Rz. 37
Auf die durch die Steuerhinterziehung ausgelösten steuerrechtlichen Folgen hat die Straffreiheit aufgrund einer Selbstanzeige keinen Einfluss, da diese generell nicht an eine Ahndung der Steuerhinterziehung anknüpft, sondern an die objektive und subjektive Verwirklichung des Straftatbestands des § 370 AO. Diese Verwirklichung des Straftatbestands ist eine selbstständige Besteuerungsgrundlage, über die die Finanzbehörde bzw. die Finanzgerichte in eigener Kompetenz zu entscheiden haben. Sie sind nicht an die Entscheidungen der Strafverfolgungsorgane, wie auch umgekehrt diese nicht an die der Finanzbehörden, gebunden.
Rz. 38
Die Selbstanzeige hindert also nicht die Geltendmachung der Steueransprüche und der Haftungsansprüche infolge der Steuerhinterziehung. Auch die Ansprüche auf steuerliche Nebenleistungen bleiben durch die Selbstanzeige unberührt, diese hindert also nicht die Festsetzung von Verspätungs- oder Säumniszuschlägen bei der verspäteten Abgabe der Steuererklärung. Der Zinsanspruch ist seit dem 1.1.2015 durch die geänderte Fassung des § 371 Abs. 3 AO unmittelbar geschützt, da die Entrichtung Voraussetzung der Straffreiheit ist.
Rz. 39
Die Verlängerung der Festsetzungsfrist wegen Steuerhinterziehung auf zehn Jahre oder wegen leichtfertiger Steuerverkürzung auf fünf Jahre entfällt nicht dadurch, dass der Stpfl. seine unrichtigen Angaben vor Ablauf der normalen Festsetzungsfrist von vier Jahren berichtigt. Die Selbstanzeige bewirkt im Übrigen gem. § 171 Abs. 9 AO eine Verlängerung der Steuerfestsetzungsfrist durch eine einjährige Ablaufhemmung. Hiernach endet die Festsetzungsfrist nicht vor Ablauf eines Jahres nach Eingang einer Selbstanzeigeerklärung. Maßgeblich ist der Eingang bei der örtlich und sachlich zuständigen Finanzbehörde.
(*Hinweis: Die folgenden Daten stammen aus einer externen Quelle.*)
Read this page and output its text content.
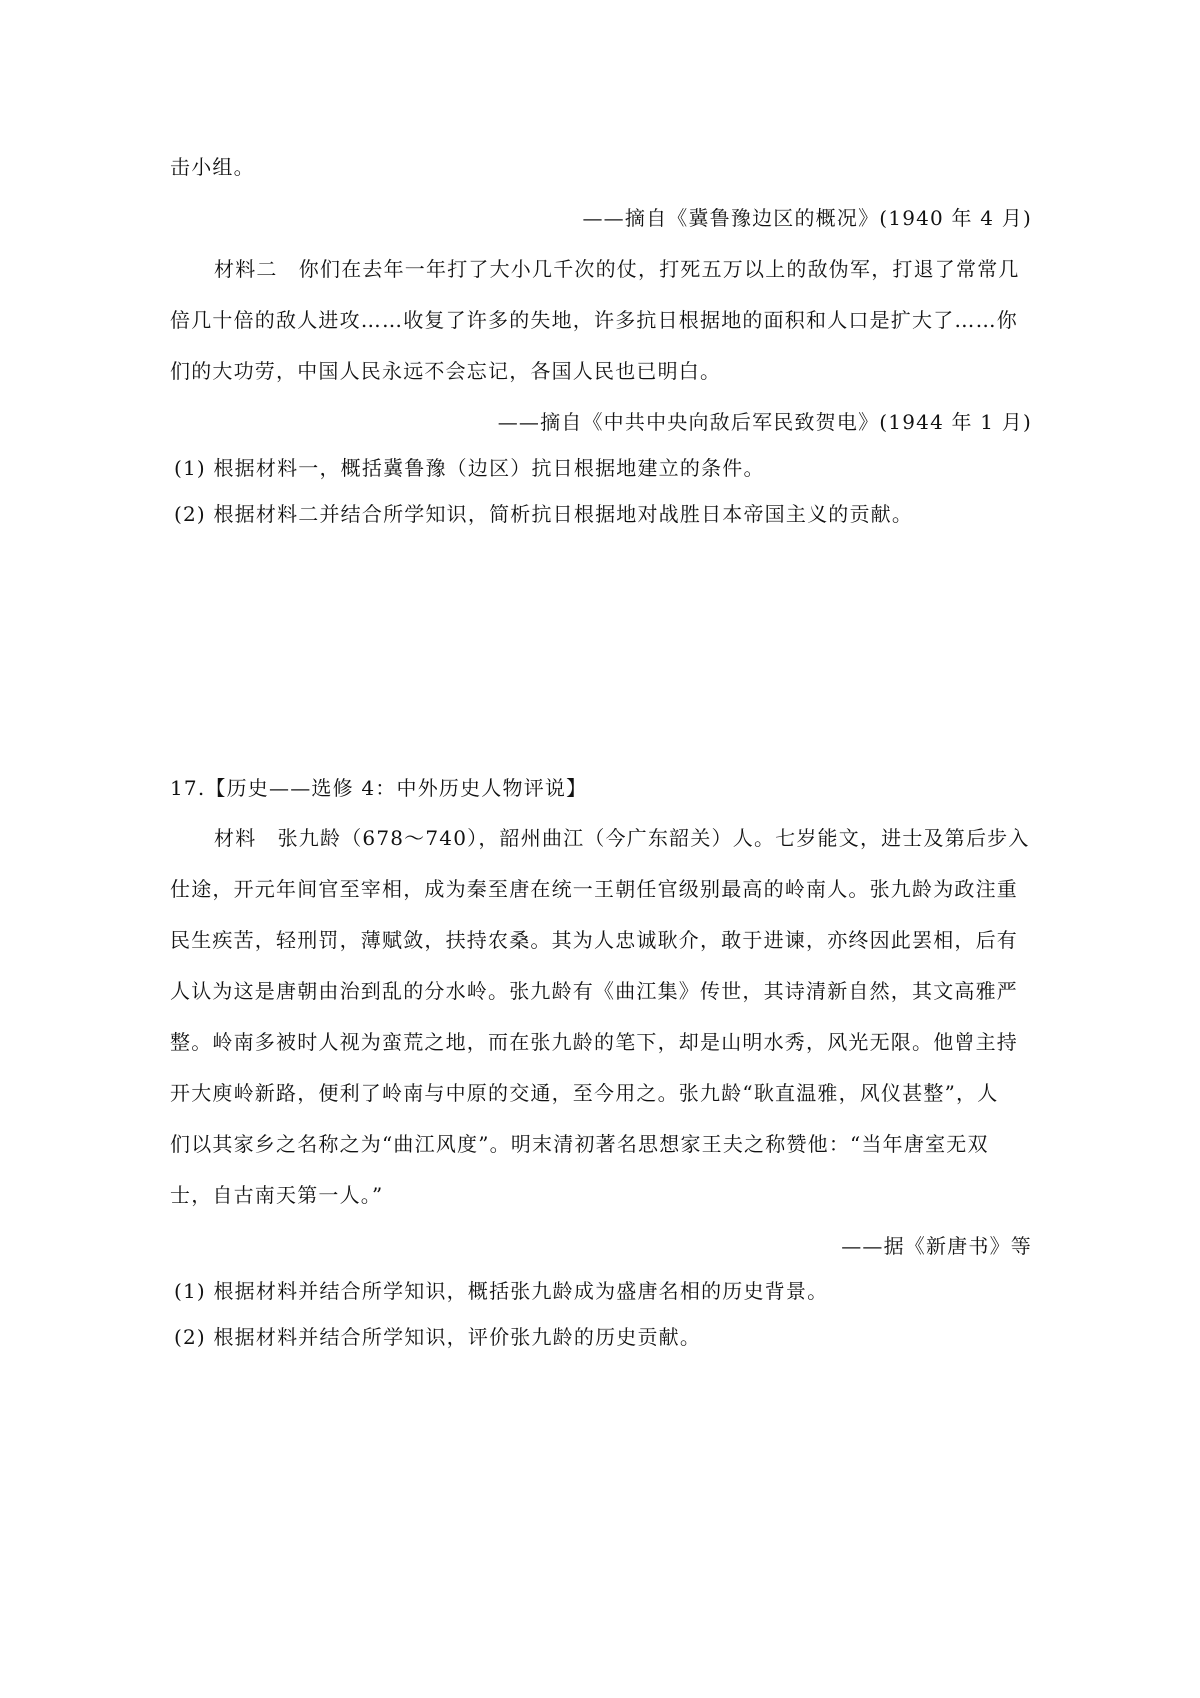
击小组。
——摘自《冀鲁豫边区的概况》(1940 年 4 月)
材料二　你们在去年一年打了大小几千次的仗，打死五万以上的敌伪军，打退了常常几
倍几十倍的敌人进攻……收复了许多的失地，许多抗日根据地的面积和人口是扩大了……你
们的大功劳，中国人民永远不会忘记，各国人民也已明白。
——摘自《中共中央向敌后军民致贺电》(1944 年 1 月)
(1) 根据材料一，概括冀鲁豫（边区）抗日根据地建立的条件。
(2) 根据材料二并结合所学知识，简析抗日根据地对战胜日本帝国主义的贡献。
17.【历史——选修 4：中外历史人物评说】
材料　张九龄（678～740），韶州曲江（今广东韶关）人。七岁能文，进士及第后步入
仕途，开元年间官至宰相，成为秦至唐在统一王朝任官级别最高的岭南人。张九龄为政注重
民生疾苦，轻刑罚，薄赋敛，扶持农桑。其为人忠诚耿介，敢于进谏，亦终因此罢相，后有
人认为这是唐朝由治到乱的分水岭。张九龄有《曲江集》传世，其诗清新自然，其文高雅严
整。岭南多被时人视为蛮荒之地，而在张九龄的笔下，却是山明水秀，风光无限。他曾主持
开大庾岭新路，便利了岭南与中原的交通，至今用之。张九龄“耿直温雅，风仪甚整”，人
们以其家乡之名称之为“曲江风度”。明末清初著名思想家王夫之称赞他：“当年唐室无双
士，自古南天第一人。”
——据《新唐书》等
(1) 根据材料并结合所学知识，概括张九龄成为盛唐名相的历史背景。
(2) 根据材料并结合所学知识，评价张九龄的历史贡献。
Die Ablaufhemmung setzt keine strafrechtlich wirksame Selbstanzeige voraus, sondern sie beginnt, wenn die angezeigte Steuerverkürzung dem Grunde nach individualisiert werden kann, der Stpfl. also Steuerart und Veranlagungszeitraum benennt und den Sachverhalt so schildert, dass der Gegenstand der Anzeige erkennbar wird. Ab diesem Zeitpunkt kann die Finanzbehörde aufgrund der ausreichenden Konkretisierung eigene Ermittlungen anstellen und die Besteuerungsgrundlagen erforderlichenfalls schätzen. Folglich tritt i. d. R. die Anlaufhemmung bei der Selbstanzeige früher ein als die strafbefreiende Wirkung, die noch von der Nachzahlung gem. § 371 Abs. 3 AO abhängig ist.
Der Ablauf der Festsetzungsverjährung ist nur für die angezeigten Steueransprüche gehemmt.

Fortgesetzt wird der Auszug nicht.